Un intervento rivolto a prevenire un'imbarazzante richiesta di collaborazione in Siria. Un intervento già ampiamente deciso e solo blandamente smentito da un ministero della Difesa che - pur definendo «ipotesi» le indiscrezioni di stampa - indica già la strada del voto parlamentare per cambiare le regole d'ingaggio dei quattro Tornado impegnati nelle missioni di ricognizione sui territori dell'Isis assieme ad un aereo cisterna Kc 767 e due droni Predator disarmati. Prima di arrivare in Parlamento, il governo dovrà però spiegarci come, cosa e dove bombarderemo. Fin qui la nostra partecipazione alla coalizione anti-Stato Islamico - formata da 59 paesi e guidata dagli Usa - prevedeva da una parte l'addestramento e l'armamento dei peshmarga curdi per mano di paracadutisti e forze speciali e dall'altra l'impiego di Tornado e Predator per individuare bersagli ed obbiettivi del Califfato nell'Iraq settentrionali. Il passaggio dalle semplici ricognizioni alle vere azioni di bombardamento comporterà anche l'adeguamento delle regole d'ingaggio di paracadutisti ed incursori che verranno impiegati, com'è nel loro ruolo, per l'acquisizione d'obbiettivi. Parà e incursori impiegati in prima linea con i curdi contribuiranno quindi a illuminare i bersagli dello Stato Islamico (come probabilmente già fanno anche se non ufficialmente) comunicando dati e coordinate ai piloti dei Tornado.

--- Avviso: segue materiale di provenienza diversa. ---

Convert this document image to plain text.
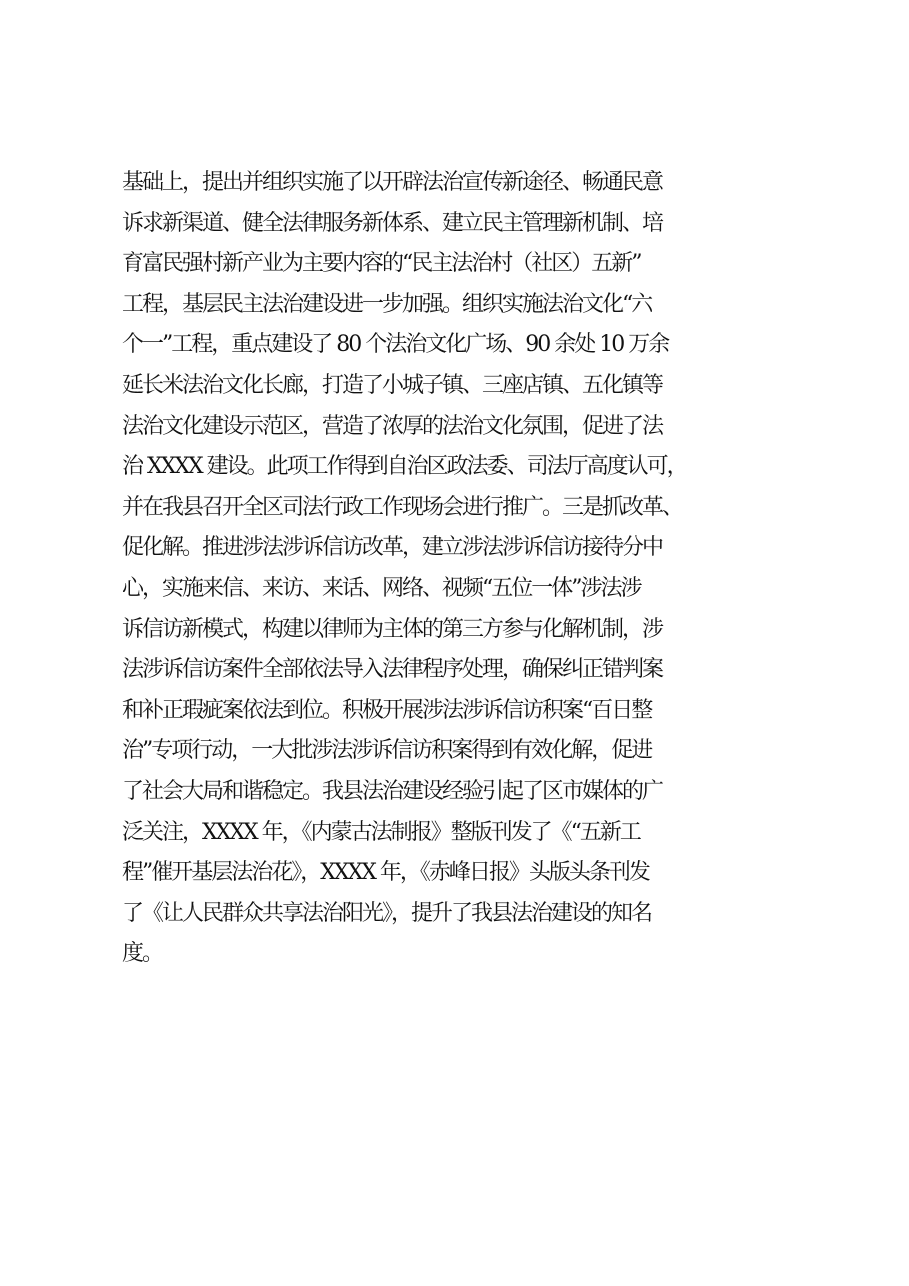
基础上，提出并组织实施了以开辟法治宣传新途径、畅通民意
诉求新渠道、健全法律服务新体系、建立民主管理新机制、培
育富民强村新产业为主要内容的“民主法治村（社区）五新”
工程，基层民主法治建设进一步加强。组织实施法治文化“六
个一”工程，重点建设了 80 个法治文化广场、90 余处 10 万余
延长米法治文化长廊，打造了小城子镇、三座店镇、五化镇等
法治文化建设示范区，营造了浓厚的法治文化氛围，促进了法
治 XXXX 建设。此项工作得到自治区政法委、司法厅高度认可，
并在我县召开全区司法行政工作现场会进行推广。三是抓改革、
促化解。推进涉法涉诉信访改革，建立涉法涉诉信访接待分中
心，实施来信、来访、来话、网络、视频“五位一体”涉法涉
诉信访新模式，构建以律师为主体的第三方参与化解机制，涉
法涉诉信访案件全部依法导入法律程序处理，确保纠正错判案
和补正瑕疵案依法到位。积极开展涉法涉诉信访积案“百日整
治”专项行动，一大批涉法涉诉信访积案得到有效化解，促进
了社会大局和谐稳定。我县法治建设经验引起了区市媒体的广
泛关注，XXXX 年，《内蒙古法制报》整版刊发了《“五新工
程”催开基层法治花》，XXXX 年，《赤峰日报》头版头条刊发
了《让人民群众共享法治阳光》，提升了我县法治建设的知名
度。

Su questa base i nostri Tornado colpiranno da Sinjar a Kirkuk, ovvero in tutte quelle zone dove i militari italiani già contribuiscono all'addestramento dei curdi e alla pianificazione delle loro operazioni militari. In questo contesto potrebbe essere introdotto, come suggerisce l'ex Capo di stato maggiore dell'Aeronautica generale Leonardo Tricarico, l'armamento dei due droni Predator utilizzati fin qui nella versione da ricognizione. Il tutto previa autorizzazione degli Stati Uniti da cui attendiamo da tre anni il via libera all'acquisto di tecnologie e kit di armamento, concesse fin qui solo agli inglesi, per i 12 Predator e Reaper in nostro possesso. Ovviamente sganciare qualche bomba italiana nel calderone nord iracheno non contribuirà a mutare le sorti dello scontro con lo Stato Islamico. Soprattutto in mancanza di un disegno strategico più ampio che Washington non sembra, ad oggi, in grado di delineare.

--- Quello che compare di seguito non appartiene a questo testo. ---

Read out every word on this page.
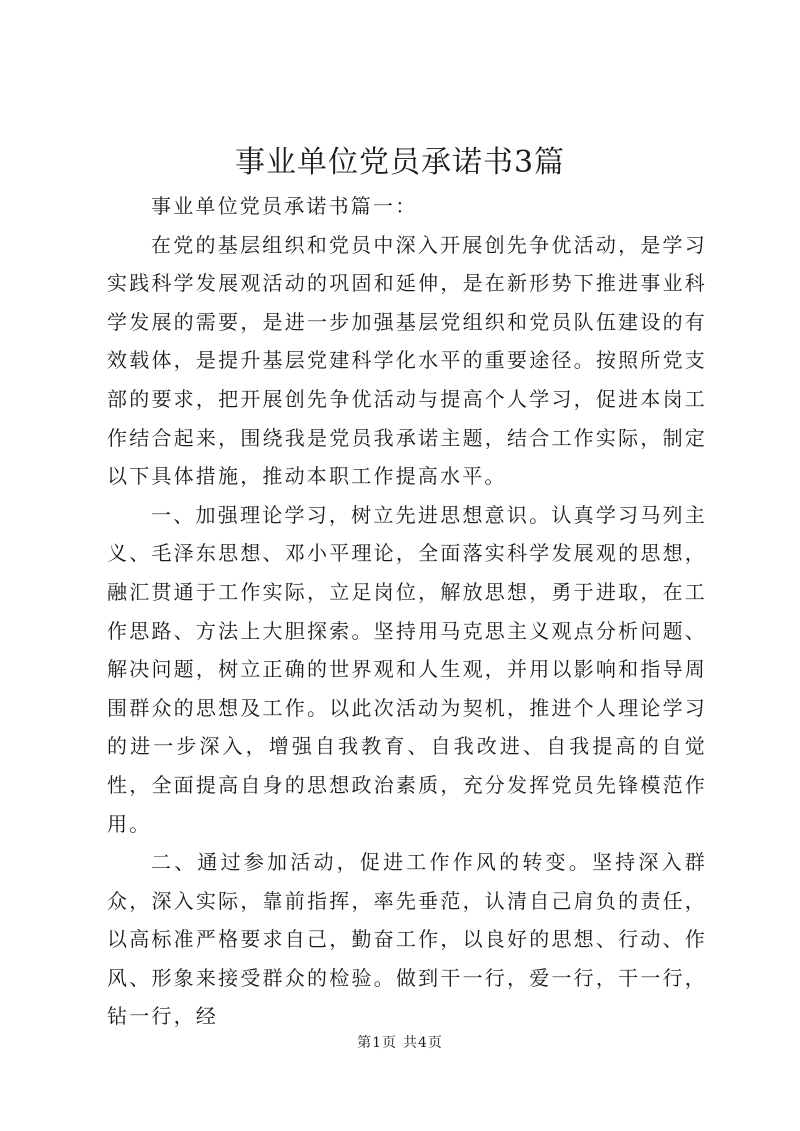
事业单位党员承诺书3篇

事业单位党员承诺书篇一：

在党的基层组织和党员中深入开展创先争优活动，是学习实践科学发展观活动的巩固和延伸，是在新形势下推进事业科学发展的需要，是进一步加强基层党组织和党员队伍建设的有效载体，是提升基层党建科学化水平的重要途径。按照所党支部的要求，把开展创先争优活动与提高个人学习，促进本岗工作结合起来，围绕我是党员我承诺主题，结合工作实际，制定以下具体措施，推动本职工作提高水平。

一、加强理论学习，树立先进思想意识。认真学习马列主义、毛泽东思想、邓小平理论，全面落实科学发展观的思想，融汇贯通于工作实际，立足岗位，解放思想，勇于进取，在工作思路、方法上大胆探索。坚持用马克思主义观点分析问题、解决问题，树立正确的世界观和人生观，并用以影响和指导周围群众的思想及工作。以此次活动为契机，推进个人理论学习的进一步深入，增强自我教育、自我改进、自我提高的自觉性，全面提高自身的思想政治素质，充分发挥党员先锋模范作用。

二、通过参加活动，促进工作作风的转变。坚持深入群众，深入实际，靠前指挥，率先垂范，认清自己肩负的责任，以高标准严格要求自己，勤奋工作，以良好的思想、行动、作风、形象来接受群众的检验。做到干一行，爱一行，干一行，钻一行，经

第1页 共4页
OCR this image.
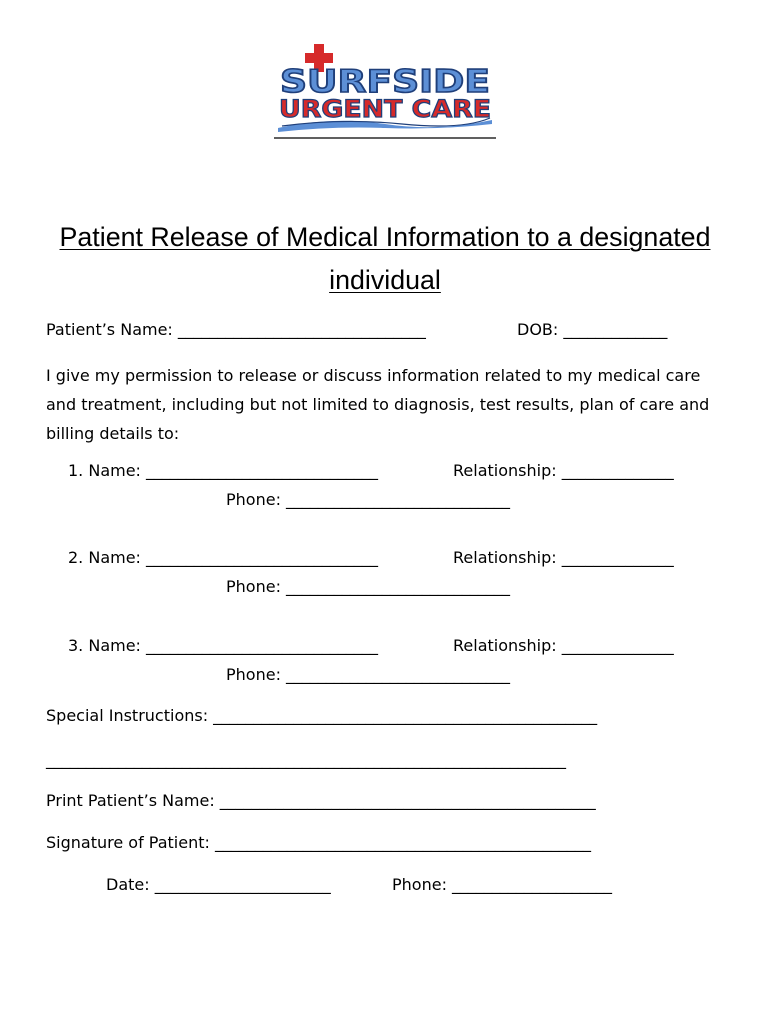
SURFSIDE
URGENT CARE
Patient Release of Medical Information to a designated
individual
Patient’s Name: _______________________________	DOB: _____________
I give my permission to release or discuss information related to my medical care
and treatment, including but not limited to diagnosis, test results, plan of care and
billing details to:
1. Name: _____________________________	Relationship: ______________
Phone: ____________________________
2. Name: _____________________________	Relationship: ______________
Phone: ____________________________
3. Name: _____________________________	Relationship: ______________
Phone: ____________________________
Special Instructions: ________________________________________________
_________________________________________________________________
Print Patient’s Name: _______________________________________________
Signature of Patient: _______________________________________________
Date: ______________________	Phone: ____________________
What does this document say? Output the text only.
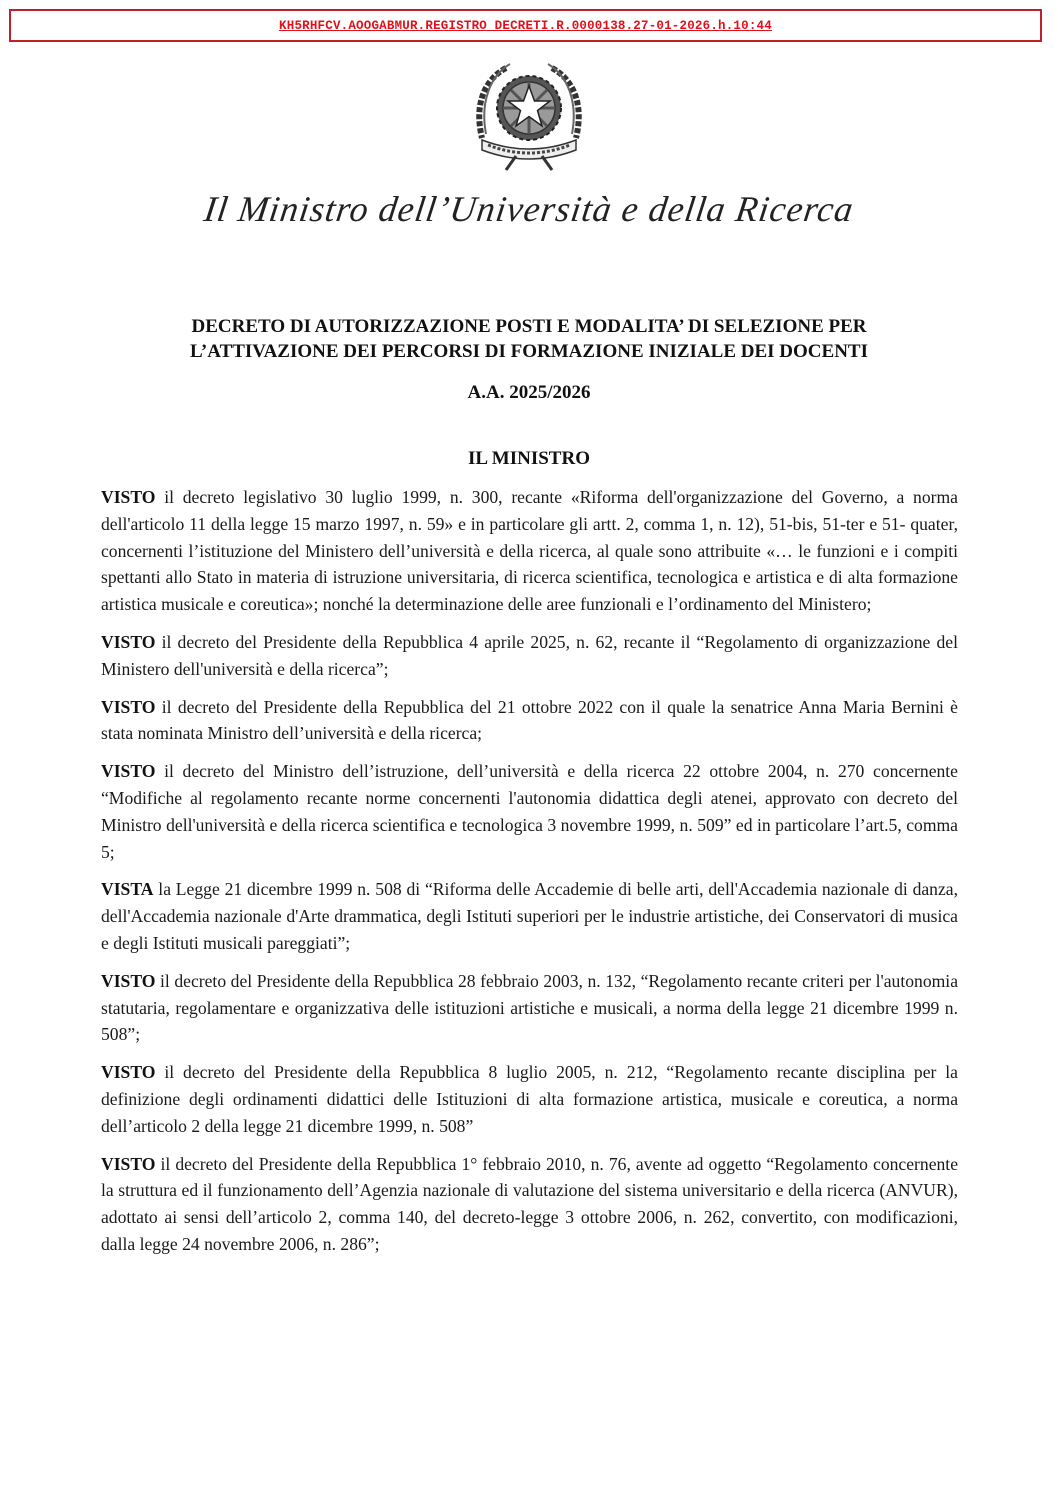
KH5RHFCV.AOOGABMUR.REGISTRO DECRETI.R.0000138.27-01-2026.h.10:44
Il Ministro dell’Università e della Ricerca
DECRETO DI AUTORIZZAZIONE POSTI E MODALITA’ DI SELEZIONE PER
L’ATTIVAZIONE DEI PERCORSI DI FORMAZIONE INIZIALE DEI DOCENTI
A.A. 2025/2026
IL MINISTRO

VISTO il decreto legislativo 30 luglio 1999, n. 300, recante «Riforma dell'organizzazione del Governo, a norma dell'articolo 11 della legge 15 marzo 1997, n. 59» e in particolare gli artt. 2, comma 1, n. 12), 51-bis, 51-ter e 51- quater, concernenti l’istituzione del Ministero dell’università e della ricerca, al quale sono attribuite «… le funzioni e i compiti spettanti allo Stato in materia di istruzione universitaria, di ricerca scientifica, tecnologica e artistica e di alta formazione artistica musicale e coreutica»; nonché la determinazione delle aree funzionali e l’ordinamento del Ministero;

VISTO il decreto del Presidente della Repubblica 4 aprile 2025, n. 62, recante il “Regolamento di organizzazione del Ministero dell'università e della ricerca”;

VISTO il decreto del Presidente della Repubblica del 21 ottobre 2022 con il quale la senatrice Anna Maria Bernini è stata nominata Ministro dell’università e della ricerca;

VISTO il decreto del Ministro dell’istruzione, dell’università e della ricerca 22 ottobre 2004, n. 270 concernente “Modifiche al regolamento recante norme concernenti l'autonomia didattica degli atenei, approvato con decreto del Ministro dell'università e della ricerca scientifica e tecnologica 3 novembre 1999, n. 509” ed in particolare l’art.5, comma 5;

VISTA la Legge 21 dicembre 1999 n. 508 di “Riforma delle Accademie di belle arti, dell'Accademia nazionale di danza, dell'Accademia nazionale d'Arte drammatica, degli Istituti superiori per le industrie artistiche, dei Conservatori di musica e degli Istituti musicali pareggiati”;

VISTO il decreto del Presidente della Repubblica 28 febbraio 2003, n. 132, “Regolamento recante criteri per l'autonomia statutaria, regolamentare e organizzativa delle istituzioni artistiche e musicali, a norma della legge 21 dicembre 1999 n. 508”;

VISTO il decreto del Presidente della Repubblica 8 luglio 2005, n. 212, “Regolamento recante disciplina per la definizione degli ordinamenti didattici delle Istituzioni di alta formazione artistica, musicale e coreutica, a norma dell’articolo 2 della legge 21 dicembre 1999, n. 508”

VISTO il decreto del Presidente della Repubblica 1° febbraio 2010, n. 76, avente ad oggetto “Regolamento concernente la struttura ed il funzionamento dell’Agenzia nazionale di valutazione del sistema universitario e della ricerca (ANVUR), adottato ai sensi dell’articolo 2, comma 140, del decreto-legge 3 ottobre 2006, n. 262, convertito, con modificazioni, dalla legge 24 novembre 2006, n. 286”;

L'aver fatto i compiti in Irak, scansando gli scogli siriani, potrebbe però servire a Renzi per guadagnare un minimo d'attenzione in più sulla Libia.

Il ruolo guida rivendicato dal nostro paese nell'ex colonia può, infatti, concretizzarsi solo se Washington contribuirà ad una missione in grado di colpire anche lì lo Stato Islamico. Una missione che le nostre Forze Armate non sono, per la limitatezza di mezzi e uomini, in grado di organizzare militarmente e a cui il governo Renzi si è dimostrato fin qui incapace di fornire una cornice politica.